Posisi strategis Negara Kesatuan Republik Indonesia diantara persilangan samudra Hindia dan samudra Pasifik secara otomatis memberikan banyak potensi sumber daya ekonomi laut yang bisa dikelola dan dimanfaatkan untuk masa depan bangsa dan tulang punggung pembangunan nasional, namun pemanfaatan potensi sumber daya laut secara optimal haruslah diarahkan pada pendayagunaan sumber daya ikan dengan memperhatikan daya dukung yang ada dan kelestariannya guna meningkatkan kesejahteraan rakyat.
Indonesia secara astronomis terletak pada 6ºLU- 11ºLS dan antara 95º BT- 141ºBT. Letak secara astronomis berarti letak berdasarkan garis lintang dan bujur.Indonesia menjadi Negara beriklim tropis, dengan curah hujan yang tinggi, menerima penyinaran matahari sepanjang tahun, dan banyak penguapan sehingga kelembapan udara tinggi.

Untuk Lebih Lengkap
Silahkan Download Di Sini!!!
Cara Download :
1. Klik Link/ Tulisan Download
2. Anda akan menemukan halaman baru adf.ly/
3. Klik pojok kanan atas Skip.

4. Pilih tombol Allowpada pojok kiri atas
5. Kini anda bisa Download  Gratis

Kamis, 12 Maret 2020

MAKALAH Posisi Silang


MAKALAH Posisi Silang

Posted: 11 Mar 2020 10:52 AM PDT


BAB I
  PENDAHULUAN

1.1 LATAR BELAKANG
Secara geografis negara Indonesia terletak diantara dua benua yaitu Benua Asia dan Benua Australia serta terletak di antara dua samudera yaitu Samudera Pasifik dan Samudera Hindia.
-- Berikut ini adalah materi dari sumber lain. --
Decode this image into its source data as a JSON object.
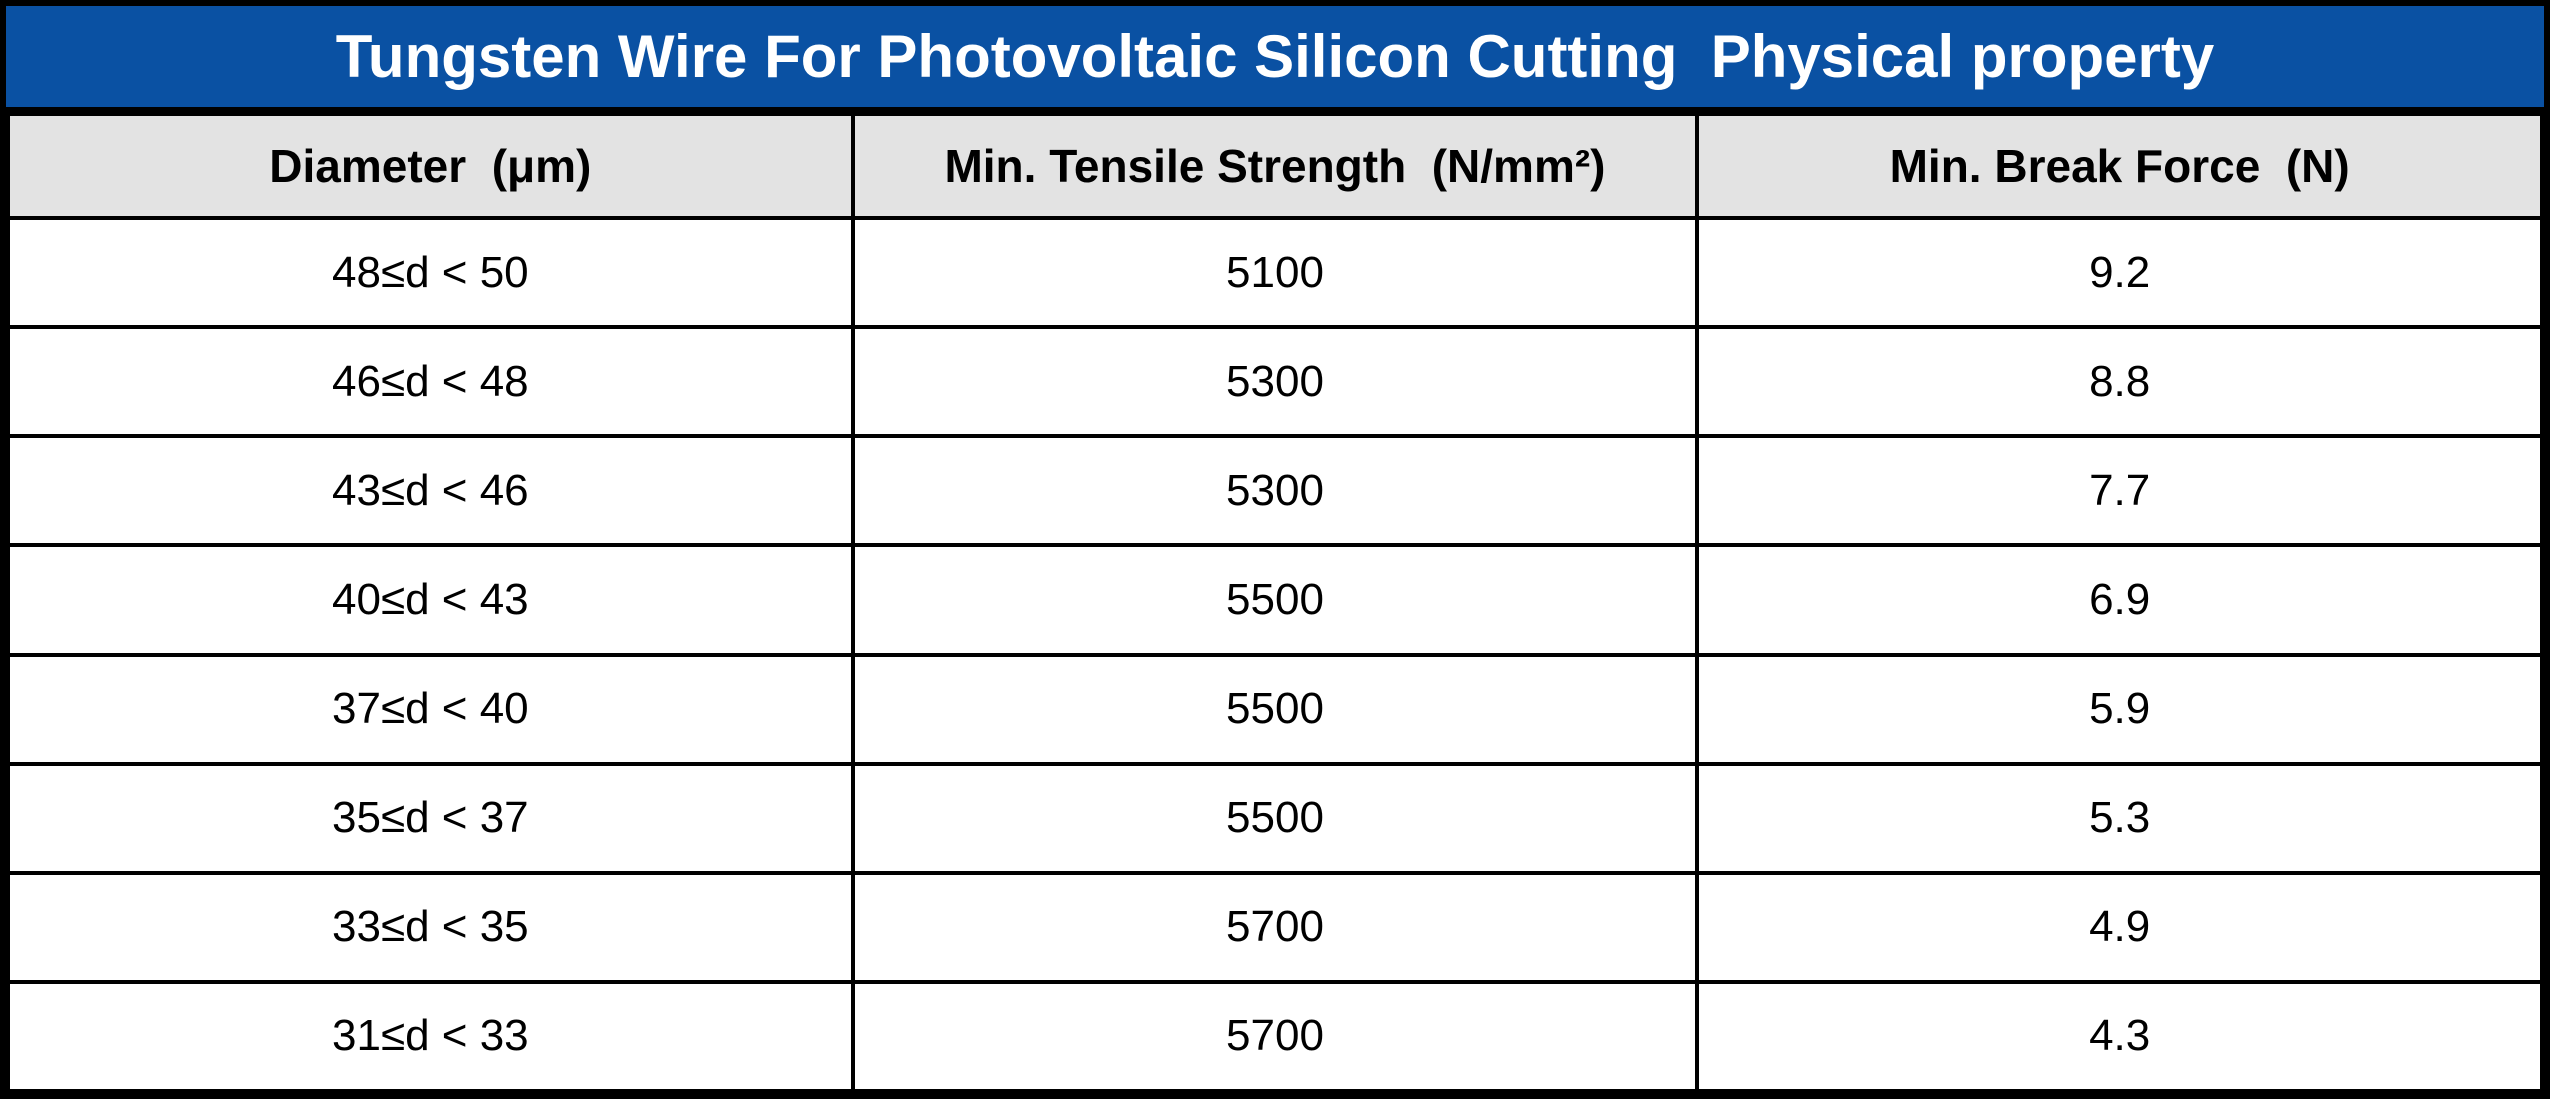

Hal ini menyebabkan Indonesia terletak pada posisi yang strategis sebab berada di jalur perdagangan dan pelayaran internasional. Indonesia menjadi tempat persinggahan untuk para pedagang, eksportir, importir, dan para perantara perdagangan dari luar negeri yang akan melaksanakan kegiatan ekonominya di Benua Asia menuju ke Benua Australia atau sebaliknya.Selain itu, Indonesia juga mempunyai iklim musim yang menyebabkan pergantian musim kemarau dan penghujan. Keadaan iklim Indonesia menjadikan komoditas pertanian yang dihasilkan di Indonesia mempunyai keunikan tersendiri dari daerah lainnya.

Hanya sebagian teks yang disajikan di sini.